By: Thomas Pickering, MD, DPhil, FRCP, Director of Integrative and Behavioral Cardiology Program
of the Cardiovascular Institute at Mount Sinai School of Medicine, New York.
In more than 95% of people who have high blood pressure, the underlying cause is listed as essential hypertension. What this means is that there is no obvious cause for the hypertension, such as a blocked renal artery. (The other 5% of people, where there is an identifiable cause, have what is called secondary hypertension.) Basically what 'essential' hypertension means is that it’s there, and we don’t know exactly why. And the 'hypertension' simply refers to the tension of pressure in the arteries; it does not, as many people might think, refer to nervous tension (although there is some recent evidence that nervous tension may contribute to its development).
The causes of essential hypertension are not well understood. However, there are several mechanisms involved, and these factors play different roles in different individuals. Probably about 50% of hypertension is genetic- you inherit some of blood pressure from your parents, just as you do your height- and the other 50% is environmental. There are almost certainly many different genes involved, and scientists are busily searching to identify them.

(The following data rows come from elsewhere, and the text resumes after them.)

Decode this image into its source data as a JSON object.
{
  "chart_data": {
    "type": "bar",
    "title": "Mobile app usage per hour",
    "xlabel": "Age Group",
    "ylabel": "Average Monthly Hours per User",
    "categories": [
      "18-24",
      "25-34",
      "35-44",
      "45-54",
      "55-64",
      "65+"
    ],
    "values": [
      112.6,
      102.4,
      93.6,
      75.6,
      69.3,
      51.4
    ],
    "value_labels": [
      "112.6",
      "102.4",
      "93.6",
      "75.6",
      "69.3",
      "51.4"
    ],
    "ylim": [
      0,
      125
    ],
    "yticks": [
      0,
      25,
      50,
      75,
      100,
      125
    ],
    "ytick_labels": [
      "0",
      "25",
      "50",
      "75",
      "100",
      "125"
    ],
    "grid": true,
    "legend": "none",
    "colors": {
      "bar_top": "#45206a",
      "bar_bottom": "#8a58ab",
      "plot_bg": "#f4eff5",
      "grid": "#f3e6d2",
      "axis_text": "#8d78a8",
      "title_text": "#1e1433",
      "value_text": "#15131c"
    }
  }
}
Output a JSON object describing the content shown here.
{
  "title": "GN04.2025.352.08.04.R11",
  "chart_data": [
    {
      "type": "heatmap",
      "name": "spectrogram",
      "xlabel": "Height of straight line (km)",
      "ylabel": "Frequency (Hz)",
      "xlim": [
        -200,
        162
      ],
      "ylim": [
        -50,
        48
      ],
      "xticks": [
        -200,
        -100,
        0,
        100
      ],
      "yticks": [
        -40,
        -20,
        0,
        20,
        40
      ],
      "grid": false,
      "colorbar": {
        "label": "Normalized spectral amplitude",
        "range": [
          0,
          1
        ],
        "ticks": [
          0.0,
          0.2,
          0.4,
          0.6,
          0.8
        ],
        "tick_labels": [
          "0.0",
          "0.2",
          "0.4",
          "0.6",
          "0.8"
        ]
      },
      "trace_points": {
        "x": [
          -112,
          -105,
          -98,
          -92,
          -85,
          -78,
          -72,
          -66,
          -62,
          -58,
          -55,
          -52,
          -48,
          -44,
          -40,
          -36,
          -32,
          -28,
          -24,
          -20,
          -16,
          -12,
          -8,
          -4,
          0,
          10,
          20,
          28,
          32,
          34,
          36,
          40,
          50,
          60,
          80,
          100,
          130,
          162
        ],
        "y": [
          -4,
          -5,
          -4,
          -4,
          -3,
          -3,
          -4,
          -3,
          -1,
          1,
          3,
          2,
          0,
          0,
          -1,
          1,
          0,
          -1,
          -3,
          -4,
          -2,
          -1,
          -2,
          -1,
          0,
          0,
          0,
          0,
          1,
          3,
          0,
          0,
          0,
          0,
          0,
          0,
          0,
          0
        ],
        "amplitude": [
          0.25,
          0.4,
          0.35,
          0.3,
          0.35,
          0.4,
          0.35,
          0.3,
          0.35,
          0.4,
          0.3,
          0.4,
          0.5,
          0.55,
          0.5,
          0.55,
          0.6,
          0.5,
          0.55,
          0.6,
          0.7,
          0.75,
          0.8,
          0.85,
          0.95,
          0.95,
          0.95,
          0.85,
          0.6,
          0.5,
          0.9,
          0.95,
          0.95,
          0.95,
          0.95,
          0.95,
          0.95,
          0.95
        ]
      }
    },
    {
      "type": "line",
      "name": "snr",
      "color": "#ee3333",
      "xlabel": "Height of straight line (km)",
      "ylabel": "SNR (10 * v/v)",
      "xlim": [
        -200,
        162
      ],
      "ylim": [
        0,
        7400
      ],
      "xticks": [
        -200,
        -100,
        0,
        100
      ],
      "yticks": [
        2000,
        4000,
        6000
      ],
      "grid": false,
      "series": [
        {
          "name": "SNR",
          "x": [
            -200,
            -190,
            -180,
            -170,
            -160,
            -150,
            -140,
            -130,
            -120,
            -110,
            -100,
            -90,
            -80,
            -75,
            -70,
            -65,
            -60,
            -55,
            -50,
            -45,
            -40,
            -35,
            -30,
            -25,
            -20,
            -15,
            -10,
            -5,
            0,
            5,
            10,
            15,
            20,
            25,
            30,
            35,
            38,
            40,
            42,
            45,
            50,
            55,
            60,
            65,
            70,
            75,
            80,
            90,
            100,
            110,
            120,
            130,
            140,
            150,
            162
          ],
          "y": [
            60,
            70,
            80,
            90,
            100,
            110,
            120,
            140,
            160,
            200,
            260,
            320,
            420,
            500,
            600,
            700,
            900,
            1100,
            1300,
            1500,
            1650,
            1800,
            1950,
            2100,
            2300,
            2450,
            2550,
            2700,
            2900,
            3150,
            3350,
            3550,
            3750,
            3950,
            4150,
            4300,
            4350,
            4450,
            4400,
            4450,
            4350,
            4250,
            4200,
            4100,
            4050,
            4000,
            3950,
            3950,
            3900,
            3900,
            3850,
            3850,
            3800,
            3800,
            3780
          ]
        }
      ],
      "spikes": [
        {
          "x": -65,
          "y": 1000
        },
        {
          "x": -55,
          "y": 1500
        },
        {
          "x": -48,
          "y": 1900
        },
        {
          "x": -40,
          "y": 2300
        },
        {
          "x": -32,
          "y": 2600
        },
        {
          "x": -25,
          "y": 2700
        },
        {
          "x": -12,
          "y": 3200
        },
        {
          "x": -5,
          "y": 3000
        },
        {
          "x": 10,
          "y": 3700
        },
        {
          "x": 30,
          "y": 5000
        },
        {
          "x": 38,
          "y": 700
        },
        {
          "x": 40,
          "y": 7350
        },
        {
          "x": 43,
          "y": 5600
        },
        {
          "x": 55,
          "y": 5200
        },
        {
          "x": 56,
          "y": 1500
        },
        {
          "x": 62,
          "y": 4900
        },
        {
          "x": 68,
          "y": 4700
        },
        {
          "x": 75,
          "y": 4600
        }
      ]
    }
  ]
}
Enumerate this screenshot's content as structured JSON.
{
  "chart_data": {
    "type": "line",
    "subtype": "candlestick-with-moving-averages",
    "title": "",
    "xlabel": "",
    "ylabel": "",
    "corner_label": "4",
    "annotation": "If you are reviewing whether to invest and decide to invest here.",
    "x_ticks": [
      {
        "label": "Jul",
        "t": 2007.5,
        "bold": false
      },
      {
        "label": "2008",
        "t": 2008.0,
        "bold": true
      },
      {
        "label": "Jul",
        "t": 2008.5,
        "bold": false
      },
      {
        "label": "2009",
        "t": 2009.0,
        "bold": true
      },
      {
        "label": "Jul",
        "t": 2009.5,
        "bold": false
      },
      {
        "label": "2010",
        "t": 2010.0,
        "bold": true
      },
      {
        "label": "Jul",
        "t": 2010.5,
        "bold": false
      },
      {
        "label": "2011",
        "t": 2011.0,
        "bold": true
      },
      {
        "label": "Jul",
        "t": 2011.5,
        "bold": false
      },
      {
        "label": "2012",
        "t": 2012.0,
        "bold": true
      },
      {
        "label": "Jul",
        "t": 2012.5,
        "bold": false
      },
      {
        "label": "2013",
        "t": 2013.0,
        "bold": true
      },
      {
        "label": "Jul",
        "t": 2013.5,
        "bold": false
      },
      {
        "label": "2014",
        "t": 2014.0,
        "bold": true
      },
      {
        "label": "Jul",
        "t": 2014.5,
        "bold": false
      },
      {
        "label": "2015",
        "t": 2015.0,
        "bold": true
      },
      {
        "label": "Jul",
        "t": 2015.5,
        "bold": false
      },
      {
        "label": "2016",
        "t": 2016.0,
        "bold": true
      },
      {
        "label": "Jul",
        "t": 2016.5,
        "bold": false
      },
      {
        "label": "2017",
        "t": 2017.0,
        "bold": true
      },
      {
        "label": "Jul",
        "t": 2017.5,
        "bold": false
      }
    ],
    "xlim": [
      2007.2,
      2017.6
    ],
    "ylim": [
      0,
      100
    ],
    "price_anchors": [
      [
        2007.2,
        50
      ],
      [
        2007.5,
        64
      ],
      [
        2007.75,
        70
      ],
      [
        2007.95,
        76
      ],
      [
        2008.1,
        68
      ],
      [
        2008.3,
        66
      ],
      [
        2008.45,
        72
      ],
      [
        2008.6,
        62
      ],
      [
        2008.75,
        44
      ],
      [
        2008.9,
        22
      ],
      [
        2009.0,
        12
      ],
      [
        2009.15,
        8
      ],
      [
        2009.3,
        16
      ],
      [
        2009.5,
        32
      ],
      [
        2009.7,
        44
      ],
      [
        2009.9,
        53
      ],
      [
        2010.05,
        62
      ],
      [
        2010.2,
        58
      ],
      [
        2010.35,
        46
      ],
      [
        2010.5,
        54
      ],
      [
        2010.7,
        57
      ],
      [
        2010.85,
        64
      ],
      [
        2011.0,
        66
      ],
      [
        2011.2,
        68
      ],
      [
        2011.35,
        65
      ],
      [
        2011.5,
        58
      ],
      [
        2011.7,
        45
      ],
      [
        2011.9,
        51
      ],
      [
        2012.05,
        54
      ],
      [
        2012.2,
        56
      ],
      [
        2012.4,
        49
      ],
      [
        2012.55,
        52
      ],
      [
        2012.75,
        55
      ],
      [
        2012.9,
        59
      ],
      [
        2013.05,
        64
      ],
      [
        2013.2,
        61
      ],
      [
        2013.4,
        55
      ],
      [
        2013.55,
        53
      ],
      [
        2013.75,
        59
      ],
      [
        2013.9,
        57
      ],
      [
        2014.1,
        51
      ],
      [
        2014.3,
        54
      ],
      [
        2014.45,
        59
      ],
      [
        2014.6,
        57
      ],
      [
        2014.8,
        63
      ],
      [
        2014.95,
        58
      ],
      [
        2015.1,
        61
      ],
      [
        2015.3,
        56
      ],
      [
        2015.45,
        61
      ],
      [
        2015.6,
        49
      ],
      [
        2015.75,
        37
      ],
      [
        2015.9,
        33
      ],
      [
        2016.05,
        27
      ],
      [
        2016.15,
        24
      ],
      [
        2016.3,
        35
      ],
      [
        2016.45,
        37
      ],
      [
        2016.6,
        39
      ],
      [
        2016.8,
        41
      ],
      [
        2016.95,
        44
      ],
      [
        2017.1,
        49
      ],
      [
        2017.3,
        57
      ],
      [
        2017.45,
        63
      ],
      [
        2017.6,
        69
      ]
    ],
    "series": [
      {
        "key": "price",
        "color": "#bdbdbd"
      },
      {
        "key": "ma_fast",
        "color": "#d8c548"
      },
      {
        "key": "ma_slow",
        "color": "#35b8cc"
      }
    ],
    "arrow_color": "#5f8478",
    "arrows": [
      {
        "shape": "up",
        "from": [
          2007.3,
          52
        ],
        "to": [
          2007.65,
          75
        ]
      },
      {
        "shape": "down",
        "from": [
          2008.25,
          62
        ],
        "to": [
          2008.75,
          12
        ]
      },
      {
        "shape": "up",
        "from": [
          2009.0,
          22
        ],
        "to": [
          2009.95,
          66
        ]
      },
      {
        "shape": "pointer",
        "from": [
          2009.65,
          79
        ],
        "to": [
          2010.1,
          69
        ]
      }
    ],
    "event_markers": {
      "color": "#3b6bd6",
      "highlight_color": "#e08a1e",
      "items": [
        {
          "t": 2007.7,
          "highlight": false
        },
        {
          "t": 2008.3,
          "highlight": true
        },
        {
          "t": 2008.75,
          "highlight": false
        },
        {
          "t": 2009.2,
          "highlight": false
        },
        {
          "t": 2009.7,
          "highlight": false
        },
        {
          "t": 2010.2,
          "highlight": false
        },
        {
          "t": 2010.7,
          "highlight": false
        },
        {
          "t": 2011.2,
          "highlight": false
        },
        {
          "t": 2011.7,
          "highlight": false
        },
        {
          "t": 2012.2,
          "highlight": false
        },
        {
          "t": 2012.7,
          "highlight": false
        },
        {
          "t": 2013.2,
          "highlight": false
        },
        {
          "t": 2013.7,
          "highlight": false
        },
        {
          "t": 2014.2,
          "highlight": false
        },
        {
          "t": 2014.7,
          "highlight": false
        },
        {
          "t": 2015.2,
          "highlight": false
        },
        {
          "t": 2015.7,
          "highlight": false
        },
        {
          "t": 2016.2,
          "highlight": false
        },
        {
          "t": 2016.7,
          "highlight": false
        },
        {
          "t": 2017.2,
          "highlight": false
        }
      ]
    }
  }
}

There is a lot of controversy as to what are the important environmental factors. One of the strongest bits of evidence showing that the environment you live in affects your blood pressure comes from 'acculturation' studies, in which people who live in traditional non-westernized societies are studied before and after they move to a modern city. Many of these studies have been done in Africa. What they show is that adopting a western lifestyle is associated with a marked increase of blood pressure, which may be caused by the change in diet (salt intake typically goes up), or by stress, or probably both This relates to why hypertension is so much commoner in blacks in the US than in whites: in rural Africa hypertension is relatively rare, suggesting that the high prevalence in the US is not because of a genetic tendency.
Of the environmental factors that cause high blood pressure the two leading candidates are thus stress and diet. One reason why we can't be more sure about their exact roles is that both are complex and hard to measure. Stress, like beauty, is in the eye of the beholder, and what is stressful to me is not necessarily so stressful to you. And trying to score your level of stress so that we can compare it with mine is obviously very arbitrary. Diet is in principal easier to measure, but people vary what they eat from day to day, and there are almost certainly many ingredients other than salt and calories, which affect the blood pressure, which we are only just beginning to understand.